Figure 1Differences in the percentages of circulating immune cell subsets in PsA versus Pso. (A) The volcano plot shows the differential immune cell subsets in Pso versus PsA patients. Each dot represents one cell subset and is colored based on its lymphocytes lineage as indicated in the legend. The X-axis indicates the log2 (fold change of Pso/PsA). The horizontal dotted line indicates p = 0.05. The vertical dotted line indicates Pso/PsA fold change = 1. (B) The violin plots show examples of significantly different cell subsets in PsA versus Pso patients. Each dot represents an individual subject. The grey dot and grey line indicate the mean values and two times standard deviations, respectively.
Figure 2Discrimination of PsA from Pso patients using a random forest classification model. (A) Schematic overview of the data analysis procedure. The significantly different cell subsets in PsA versus Pso were selected based on the univariate analysis as shown in Fig 1A and the highly correlated cell subsets were excluded. Randomly splitting for training X’ (70%) and test Y’ (30%) dataset was repeated 500×. The RF classification model (containing 1000 forests) was built using the training dataset and the test dataset was shuffled randomly to cross-validate the model. (B) Overview of the ROC curves derived from 500 RF classification models in which selected immune cell subsets (p-value < 0.05 and rho < 0.8) function as predicting variables. The AUC value was shown as mean ± SD. (C) Top 10 most relevant-cell subsets contributing to the classifications of PsA and Pso. Cell subsets were ranked based on gini-score.
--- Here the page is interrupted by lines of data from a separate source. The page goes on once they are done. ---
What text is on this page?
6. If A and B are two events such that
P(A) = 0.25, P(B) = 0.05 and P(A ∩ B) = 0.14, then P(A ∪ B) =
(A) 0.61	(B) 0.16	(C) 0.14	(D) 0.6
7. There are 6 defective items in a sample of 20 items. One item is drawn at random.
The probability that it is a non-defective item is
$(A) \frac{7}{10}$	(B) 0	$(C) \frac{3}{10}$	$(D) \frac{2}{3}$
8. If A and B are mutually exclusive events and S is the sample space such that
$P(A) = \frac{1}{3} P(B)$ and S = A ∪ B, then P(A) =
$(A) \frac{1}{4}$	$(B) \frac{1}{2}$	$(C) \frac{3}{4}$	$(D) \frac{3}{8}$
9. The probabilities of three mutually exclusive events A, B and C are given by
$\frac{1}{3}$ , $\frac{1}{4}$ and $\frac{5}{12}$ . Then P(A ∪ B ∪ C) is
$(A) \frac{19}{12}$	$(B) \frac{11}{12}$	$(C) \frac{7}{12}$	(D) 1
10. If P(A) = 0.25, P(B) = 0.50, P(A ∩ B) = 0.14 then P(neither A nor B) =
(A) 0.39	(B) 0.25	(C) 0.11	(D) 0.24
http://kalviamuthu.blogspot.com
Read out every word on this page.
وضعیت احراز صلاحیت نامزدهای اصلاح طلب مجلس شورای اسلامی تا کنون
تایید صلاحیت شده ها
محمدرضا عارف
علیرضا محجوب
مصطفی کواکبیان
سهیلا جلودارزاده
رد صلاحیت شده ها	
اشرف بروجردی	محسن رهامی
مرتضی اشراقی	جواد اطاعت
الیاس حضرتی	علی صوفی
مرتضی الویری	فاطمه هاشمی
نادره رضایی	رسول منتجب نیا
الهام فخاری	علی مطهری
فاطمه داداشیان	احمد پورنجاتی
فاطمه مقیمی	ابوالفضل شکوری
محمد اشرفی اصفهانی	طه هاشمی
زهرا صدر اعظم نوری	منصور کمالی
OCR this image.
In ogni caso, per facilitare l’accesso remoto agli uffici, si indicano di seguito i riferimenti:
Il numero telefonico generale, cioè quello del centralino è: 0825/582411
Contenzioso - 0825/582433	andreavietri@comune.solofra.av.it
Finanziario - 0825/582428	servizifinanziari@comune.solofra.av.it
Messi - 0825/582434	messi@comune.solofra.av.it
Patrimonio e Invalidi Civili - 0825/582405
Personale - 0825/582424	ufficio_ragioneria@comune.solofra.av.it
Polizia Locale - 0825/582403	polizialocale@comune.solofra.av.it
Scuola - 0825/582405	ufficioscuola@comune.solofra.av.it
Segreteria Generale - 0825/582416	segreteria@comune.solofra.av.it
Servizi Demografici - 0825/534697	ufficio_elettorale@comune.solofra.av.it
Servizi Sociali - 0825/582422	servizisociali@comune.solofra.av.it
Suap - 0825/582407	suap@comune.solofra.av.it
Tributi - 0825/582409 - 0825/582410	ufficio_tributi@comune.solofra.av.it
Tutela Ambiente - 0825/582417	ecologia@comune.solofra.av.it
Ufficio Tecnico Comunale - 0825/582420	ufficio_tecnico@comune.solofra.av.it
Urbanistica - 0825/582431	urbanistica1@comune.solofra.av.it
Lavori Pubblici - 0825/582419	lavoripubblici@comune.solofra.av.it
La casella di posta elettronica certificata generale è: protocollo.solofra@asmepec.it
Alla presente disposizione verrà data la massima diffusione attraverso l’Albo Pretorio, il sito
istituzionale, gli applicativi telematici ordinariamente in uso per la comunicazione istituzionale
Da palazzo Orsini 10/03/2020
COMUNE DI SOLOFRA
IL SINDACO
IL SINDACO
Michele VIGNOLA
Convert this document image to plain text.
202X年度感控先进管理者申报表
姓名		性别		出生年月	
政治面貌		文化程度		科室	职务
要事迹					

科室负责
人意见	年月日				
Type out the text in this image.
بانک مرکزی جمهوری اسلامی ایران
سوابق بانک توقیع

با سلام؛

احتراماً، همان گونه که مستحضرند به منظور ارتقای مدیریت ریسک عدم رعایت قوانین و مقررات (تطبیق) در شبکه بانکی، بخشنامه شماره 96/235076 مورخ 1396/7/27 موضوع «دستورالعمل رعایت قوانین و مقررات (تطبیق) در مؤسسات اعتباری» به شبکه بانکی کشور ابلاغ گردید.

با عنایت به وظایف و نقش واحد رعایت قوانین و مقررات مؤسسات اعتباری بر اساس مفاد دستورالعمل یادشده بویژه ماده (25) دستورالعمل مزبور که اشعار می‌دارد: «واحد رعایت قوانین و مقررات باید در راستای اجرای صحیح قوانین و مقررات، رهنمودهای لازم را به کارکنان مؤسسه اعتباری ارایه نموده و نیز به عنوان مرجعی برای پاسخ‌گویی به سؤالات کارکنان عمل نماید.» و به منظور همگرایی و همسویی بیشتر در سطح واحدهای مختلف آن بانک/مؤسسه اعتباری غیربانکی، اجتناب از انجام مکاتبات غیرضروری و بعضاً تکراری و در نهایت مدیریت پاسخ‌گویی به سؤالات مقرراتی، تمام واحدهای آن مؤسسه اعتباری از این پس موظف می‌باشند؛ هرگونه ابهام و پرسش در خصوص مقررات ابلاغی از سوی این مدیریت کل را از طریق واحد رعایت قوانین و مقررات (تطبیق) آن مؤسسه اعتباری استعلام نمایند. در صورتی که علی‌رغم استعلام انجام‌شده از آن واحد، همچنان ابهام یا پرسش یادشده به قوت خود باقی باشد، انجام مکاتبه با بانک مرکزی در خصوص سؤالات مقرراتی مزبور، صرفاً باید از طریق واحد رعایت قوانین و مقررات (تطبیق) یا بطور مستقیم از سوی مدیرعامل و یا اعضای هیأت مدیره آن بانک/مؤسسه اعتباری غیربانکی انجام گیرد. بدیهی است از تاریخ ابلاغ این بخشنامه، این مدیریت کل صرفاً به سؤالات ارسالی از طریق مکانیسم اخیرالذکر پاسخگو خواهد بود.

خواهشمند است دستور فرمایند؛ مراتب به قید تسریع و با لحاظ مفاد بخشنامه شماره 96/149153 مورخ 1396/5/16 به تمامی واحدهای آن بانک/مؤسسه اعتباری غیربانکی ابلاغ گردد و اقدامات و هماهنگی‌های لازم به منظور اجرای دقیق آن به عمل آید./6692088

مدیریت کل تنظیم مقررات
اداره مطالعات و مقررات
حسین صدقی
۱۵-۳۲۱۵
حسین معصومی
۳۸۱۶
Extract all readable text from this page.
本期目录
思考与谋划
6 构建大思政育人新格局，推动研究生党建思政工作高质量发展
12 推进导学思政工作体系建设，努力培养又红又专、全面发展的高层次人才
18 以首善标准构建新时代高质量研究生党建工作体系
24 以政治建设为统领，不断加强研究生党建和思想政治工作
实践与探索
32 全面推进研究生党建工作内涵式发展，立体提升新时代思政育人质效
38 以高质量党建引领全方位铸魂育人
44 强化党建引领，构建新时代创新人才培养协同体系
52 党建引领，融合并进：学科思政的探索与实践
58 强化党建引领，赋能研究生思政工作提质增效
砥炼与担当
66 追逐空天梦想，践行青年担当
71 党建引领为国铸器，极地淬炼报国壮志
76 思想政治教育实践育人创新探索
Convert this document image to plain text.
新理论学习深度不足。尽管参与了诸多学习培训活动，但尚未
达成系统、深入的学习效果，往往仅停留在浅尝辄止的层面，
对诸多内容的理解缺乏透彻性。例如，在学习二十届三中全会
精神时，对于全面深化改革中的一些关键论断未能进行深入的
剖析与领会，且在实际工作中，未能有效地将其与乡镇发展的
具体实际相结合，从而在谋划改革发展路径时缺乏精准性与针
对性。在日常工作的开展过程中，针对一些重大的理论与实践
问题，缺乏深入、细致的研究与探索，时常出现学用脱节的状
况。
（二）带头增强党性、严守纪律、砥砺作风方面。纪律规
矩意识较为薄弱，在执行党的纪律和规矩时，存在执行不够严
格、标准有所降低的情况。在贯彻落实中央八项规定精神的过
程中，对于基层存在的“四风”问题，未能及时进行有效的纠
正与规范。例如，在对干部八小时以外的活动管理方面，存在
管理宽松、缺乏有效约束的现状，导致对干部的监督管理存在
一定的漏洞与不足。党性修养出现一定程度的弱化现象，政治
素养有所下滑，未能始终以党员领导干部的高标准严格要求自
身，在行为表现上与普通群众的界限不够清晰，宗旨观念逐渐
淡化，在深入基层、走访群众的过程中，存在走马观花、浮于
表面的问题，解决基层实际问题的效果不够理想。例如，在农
Fold change is computed as the ratio of mean values of each cell subset’s percentage in Pso vs PsA. Names of immune cell subsets in red indicate these cells are higher in PsA than in Pso.
Figure 3Correlation of clinical parameters with key immune cell subsets that contribute to the discrimination of PsA and Pso. 1 Heatmap shows the Pearson′s correlation between percentages of top 10 PsA-classifying cell subsets with clinical parameters in PsA. Numbers indicate the Pearson’s correlation coefficient, * p < 0.05; ** p < 0.01; *** p < 0.001.
Figure 4Correlation of PASI with key immune cell subsets that contribute to the discrimination of PsA and Pso. 1 Heatmap shows the Pearson′s correlation between percentages of top 10 PsA-classifying cell subsets with PASI score. Numbers indicate the Pearson′s correlation coefficient. * p < 0.05.